Succession et autres aides retraite : ce que la revalorisation 2026 change
Cette revalorisation s’accompagne aussi d’un ajustement des règles de récupération sur succession, un point souvent redouté. En 2026, l’État ne peut réclamer le remboursement de l’Aspa que si l’actif net de la succession dépasse 108 586,14 € en métropole. Les allocations perçues sont alors « récupérées sur la succession de l’allocataire quand l’actif net successoral dépasse le seuil de recouvrement », précise le ministère des Solidarités, cité par Notre Temps. Seule la partie au-dessus de ce seuil peut être réclamée, avec un recouvrement plafonné à 8 463,42 € par an pour une personne seule et 11 322,77 € pour un couple. Seul l’actif net est retenu, les dettes du défunt étant déduites avant tout calcul, et le recouvrement peut être différé pour ne pas fragiliser le conjoint survivant ; dans les départements d’Outre-mer, le seuil reste fixé à 150 000 €.
En pratique, cette aide reste pourtant massivement sous-utilisée : près de 50 % des personnes éligibles ne demandent pas l’ASPA, freinées par la peur de priver leurs enfants d’un héritage ou par la complexité des formulaires, alors que la résidence principale bénéficie souvent de protections spécifiques. Pour les seniors aux revenus très modestes ou invalides, d’autres filets existent notament l’Allocation supplémentaire d’invalidité, l’Allocation personnalisée d’autonomie pour financer la dépendance, ou encore la pension de réversion et l’Assurance vieillesse des parents au foyer qui permet de valider des trimestres sans salaire réel. La solidarité nationale garantit ainsi un revenu de 1 043,59 € par mois en 2026 pour une personne seule, un montant supérieur au minimum contributif majoré d’environ 903,93 €, ce qui nourrit le débat sur l’équilibre entre retraite cotisée et minimum vieillesse.
En bref
- Au 1er janvier 2026, l’Aspa est revalorisée de 0,9 %, portant le minimum vieillesse à 1 043,59 € pour une personne seule et 1 620,18 € pour un couple.
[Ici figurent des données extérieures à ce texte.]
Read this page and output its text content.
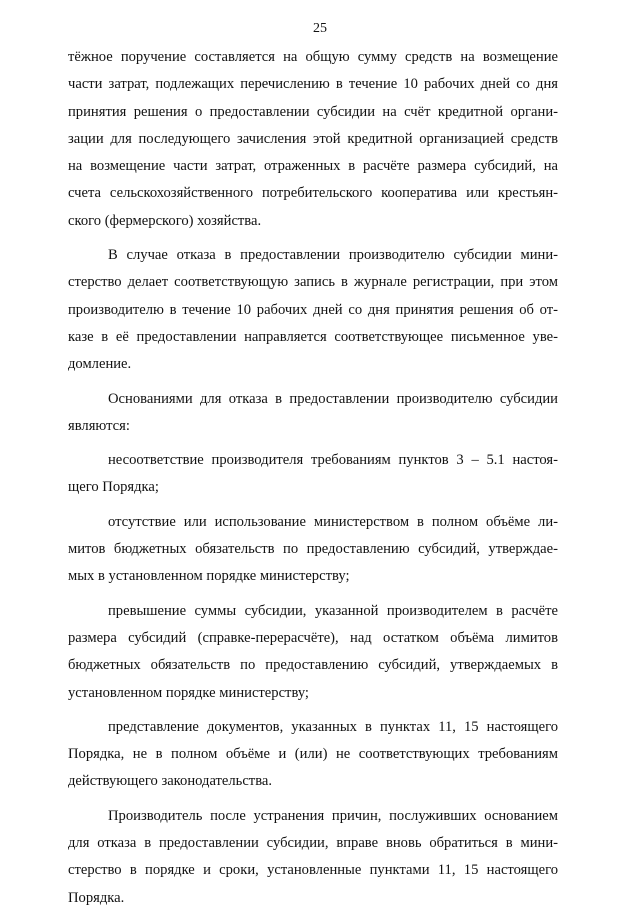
25
тёжное поручение составляется на общую сумму средств на возмещение
части затрат, подлежащих перечислению в течение 10 рабочих дней со дня
принятия решения о предоставлении субсидии на счёт кредитной органи-
зации для последующего зачисления этой кредитной организацией средств
на возмещение части затрат, отраженных в расчёте размера субсидий, на
счета сельскохозяйственного потребительского кооператива или крестьян-
ского (фермерского) хозяйства.
В случае отказа в предоставлении производителю субсидии мини-
стерство делает соответствующую запись в журнале регистрации, при этом
производителю в течение 10 рабочих дней со дня принятия решения об от-
казе в её предоставлении направляется соответствующее письменное уве-
домление.
Основаниями для отказа в предоставлении производителю субсидии
являются:
несоответствие производителя требованиям пунктов 3 – 5.1 настоя-
щего Порядка;
отсутствие или использование министерством в полном объёме ли-
митов бюджетных обязательств по предоставлению субсидий, утверждае-
мых в установленном порядке министерству;
превышение суммы субсидии, указанной производителем в расчёте
размера субсидий (справке-перерасчёте), над остатком объёма лимитов
бюджетных обязательств по предоставлению субсидий, утверждаемых в
установленном порядке министерству;
представление документов, указанных в пунктах 11, 15 настоящего
Порядка, не в полном объёме и (или) не соответствующих требованиям
действующего законодательства.
Производитель после устранения причин, послуживших основанием
для отказа в предоставлении субсидии, вправе вновь обратиться в мини-
стерство в порядке и сроки, установленные пунктами 11, 15 настоящего
Порядка.
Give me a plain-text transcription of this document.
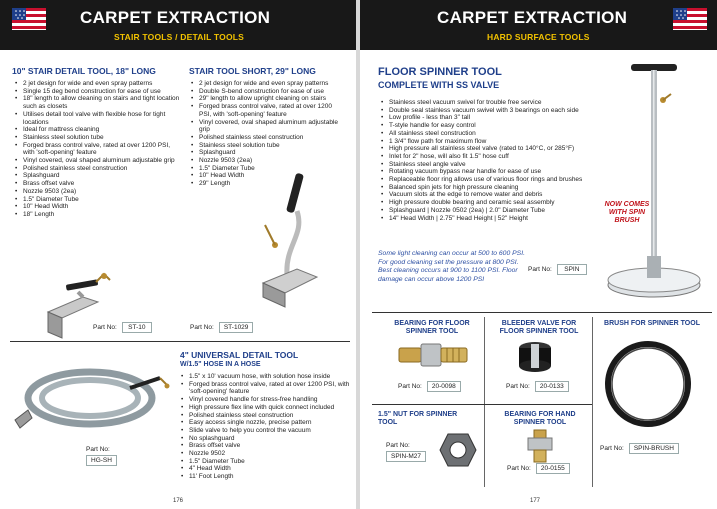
CARPET EXTRACTION
STAIR TOOLS / DETAIL TOOLS
10" STAIR DETAIL TOOL, 18" LONG
• 2 jet design for wide and even spray patterns
• Single 15 deg bend construction for ease of use
• 18" length to allow cleaning on stairs and tight location such as closets
• Utilises detail tool valve with flexible hose for tight locations
• Ideal for mattress cleaning
• Stainless steel solution tube
• Forged brass control valve, rated at over 1200 PSI, with 'soft-opening' feature
• Vinyl covered, oval shaped aluminum adjustable grip
• Polished stainless steel construction
• Splashguard
• Brass offset valve
• Nozzle 9503 (2ea)
• 1.5" Diameter Tube
• 10" Head Width
• 18" Length
Part No:	ST-10
STAIR TOOL SHORT, 29" LONG
• 2 jet design for wide and even spray patterns
• Double S-bend construction for ease of use
• 29" length to allow upright cleaning on stairs
• Forged brass control valve, rated at over 1200 PSI, with 'soft-opening' feature
• Vinyl covered, oval shaped aluminum adjustable grip
• Polished stainless steel construction
• Stainless steel solution tube
• Splashguard
• Nozzle 9503 (2ea)
• 1.5" Diameter Tube
• 10" Head Width
• 29" Length
Part No:	ST-1029
4" UNIVERSAL DETAIL TOOL
W/1.5" HOSE IN A HOSE
• 1.5" x 10' vacuum hose, with solution hose inside
• Forged brass control valve, rated at over 1200 PSI, with 'soft-opening' feature
• Vinyl covered handle for stress-free handling
• High pressure flex line with quick connect included
• Polished stainless steel construction
• Easy access single nozzle, precise pattern
• Slide valve to help you control the vacuum
• No splashguard
• Brass offset valve
• Nozzle 9502
• 1.5" Diameter Tube
• 4" Head Width
• 11' Foot Length
Part No:
HG-SH
176
CARPET EXTRACTION
HARD SURFACE TOOLS
FLOOR SPINNER TOOL
COMPLETE WITH SS VALVE
• Stainless steel vacuum swivel for trouble free service
• Double seal stainless vacuum swivel with 3 bearings on each side
• Low profile - less than 3" tall
• T-style handle for easy control
• All stainless steel construction
• 1 3/4" flow path for maximum flow
• High pressure all stainless steel valve (rated to 140°C, or 285°F)
• Inlet for 2" hose, will also fit 1.5" hose cuff
• Stainless steel angle valve
• Rotating vacuum bypass near handle for ease of use
• Replaceable floor ring allows use of various floor rings and brushes
• Balanced spin jets for high pressure cleaning
• Vacuum slots at the edge to remove water and debris
• High pressure double bearing and ceramic seal assembly
• Splashguard | Nozzle 0502 (2ea) | 2.0" Diameter Tube
• 14" Head Width | 2.75" Head Height | 52" Height
Some light cleaning can occur at 500 to 600 PSI. For good cleaning set the pressure at 800 PSI. Best cleaning occurs at 900 to 1100 PSI. Floor damage can occur above 1200 PSI
Part No:	SPIN
NOW COMES WITH SPIN BRUSH
BEARING FOR FLOOR SPINNER TOOL
Part No:	20-0098
BLEEDER VALVE FOR FLOOR SPINNER TOOL
Part No:	20-0133
BRUSH FOR SPINNER TOOL
Part No:	SPIN-BRUSH
1.5" NUT FOR SPINNER TOOL
Part No:
SPIN-M27
BEARING FOR HAND SPINNER TOOL
Part No:	20-0155
177
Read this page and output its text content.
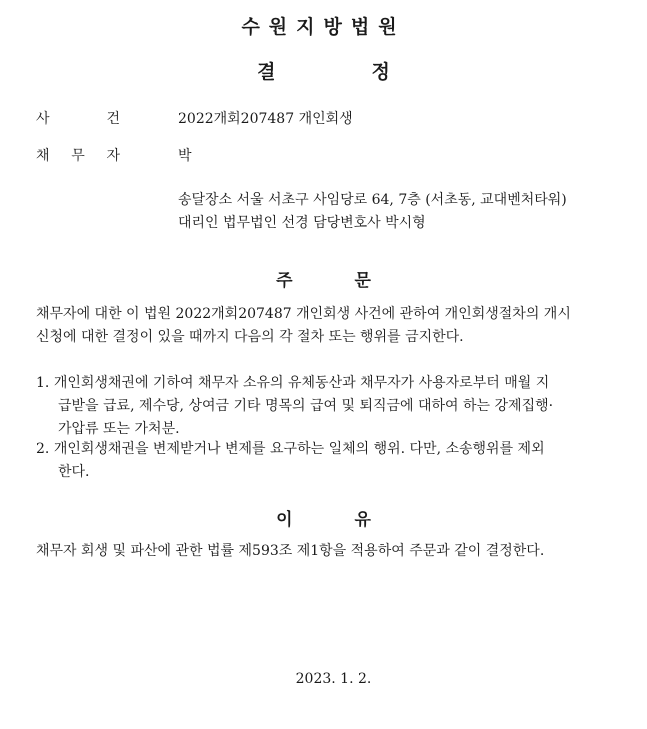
수원지방법원
결	정
사	건	2022개회207487 개인회생
채 무 자	박
송달장소 서울 서초구 사임당로 64, 7층 (서초동, 교대벤처타워)
대리인 법무법인 선경 담당변호사 박시형
주	문
채무자에 대한 이 법원 2022개회207487 개인회생 사건에 관하여 개인회생절차의 개시
신청에 대한 결정이 있을 때까지 다음의 각 절차 또는 행위를 금지한다.
1. 개인회생채권에 기하여 채무자 소유의 유체동산과 채무자가 사용자로부터 매월 지
급받을 급료, 제수당, 상여금 기타 명목의 급여 및 퇴직금에 대하여 하는 강제집행·
가압류 또는 가처분.
2. 개인회생채권을 변제받거나 변제를 요구하는 일체의 행위. 다만, 소송행위를 제외
한다.
이	유
채무자 회생 및 파산에 관한 법률 제593조 제1항을 적용하여 주문과 같이 결정한다.
2023. 1. 2.
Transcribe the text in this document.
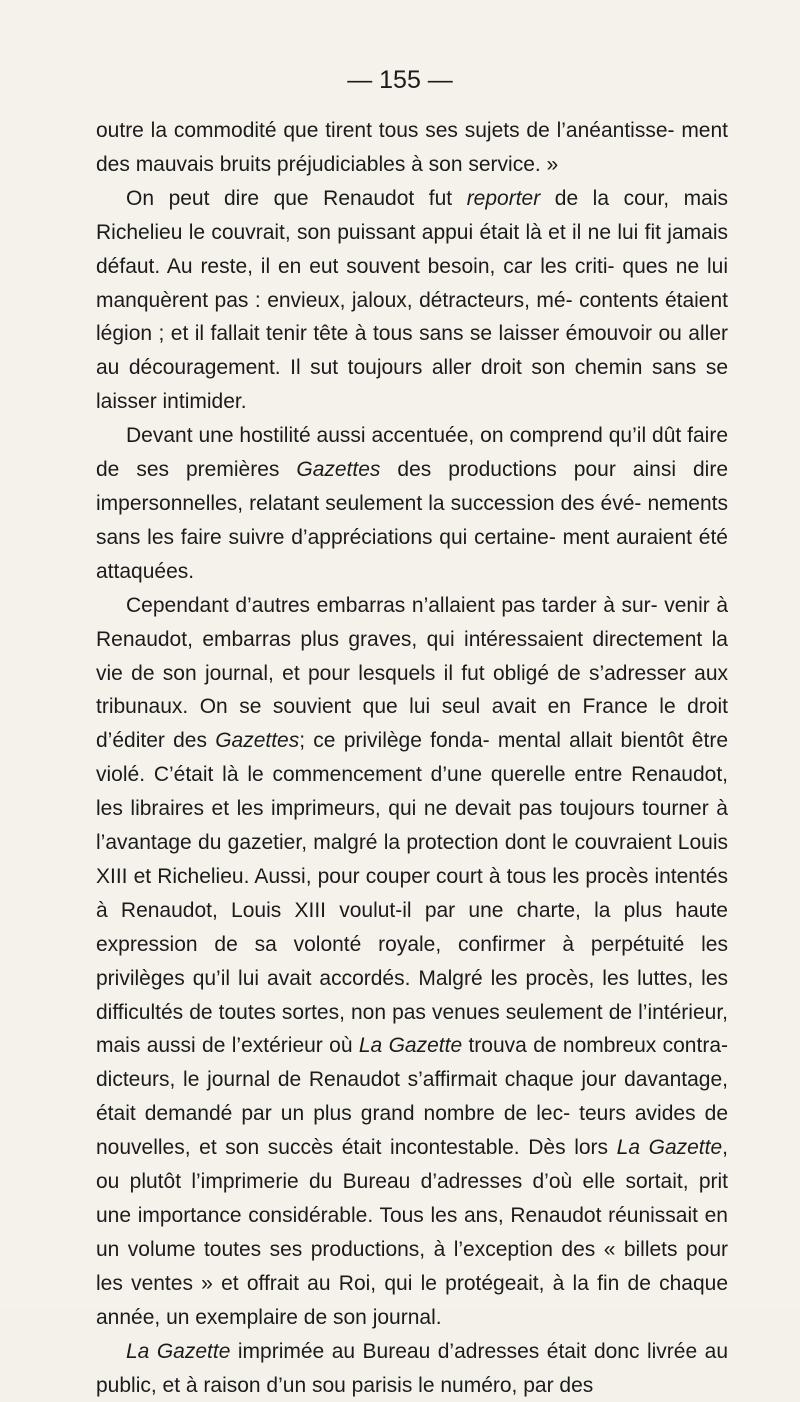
— 155 —

outre la commodité que tirent tous ses sujets de l’anéantisse- ment des mauvais bruits préjudiciables à son service. »

On peut dire que Renaudot fut reporter de la cour, mais Richelieu le couvrait, son puissant appui était là et il ne lui fit jamais défaut. Au reste, il en eut souvent besoin, car les criti- ques ne lui manquèrent pas : envieux, jaloux, détracteurs, mé- contents étaient légion ; et il fallait tenir tête à tous sans se laisser émouvoir ou aller au découragement. Il sut toujours aller droit son chemin sans se laisser intimider.

Devant une hostilité aussi accentuée, on comprend qu’il dût faire de ses premières Gazettes des productions pour ainsi dire impersonnelles, relatant seulement la succession des évé- nements sans les faire suivre d’appréciations qui certaine- ment auraient été attaquées.

Cependant d’autres embarras n’allaient pas tarder à sur- venir à Renaudot, embarras plus graves, qui intéressaient directement la vie de son journal, et pour lesquels il fut obligé de s’adresser aux tribunaux. On se souvient que lui seul avait en France le droit d’éditer des Gazettes; ce privilège fonda- mental allait bientôt être violé. C’était là le commencement d’une querelle entre Renaudot, les libraires et les imprimeurs, qui ne devait pas toujours tourner à l’avantage du gazetier, malgré la protection dont le couvraient Louis XIII et Richelieu. Aussi, pour couper court à tous les procès intentés à Renaudot, Louis XIII voulut-il par une charte, la plus haute expression de sa volonté royale, confirmer à perpétuité les privilèges qu’il lui avait accordés. Malgré les procès, les luttes, les difficultés de toutes sortes, non pas venues seulement de l’intérieur, mais aussi de l’extérieur où La Gazette trouva de nombreux contra- dicteurs, le journal de Renaudot s’affirmait chaque jour davantage, était demandé par un plus grand nombre de lec- teurs avides de nouvelles, et son succès était incontestable. Dès lors La Gazette, ou plutôt l’imprimerie du Bureau d’adresses d’où elle sortait, prit une importance considérable. Tous les ans, Renaudot réunissait en un volume toutes ses productions, à l’exception des « billets pour les ventes » et offrait au Roi, qui le protégeait, à la fin de chaque année, un exemplaire de son journal.

La Gazette imprimée au Bureau d’adresses était donc livrée au public, et à raison d’un sou parisis le numéro, par des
- L’article détaille les plafonds de ressources, le calcul différentiel, la prise en compte du patrimoine et les nouvelles règles de récupération sur succession.
- Vous y verrez aussi comment l’Aspa se compare au minimum contributif et aux autres aides retraite, afin d’évaluer vos droits sans mettre en péril vos héritiers.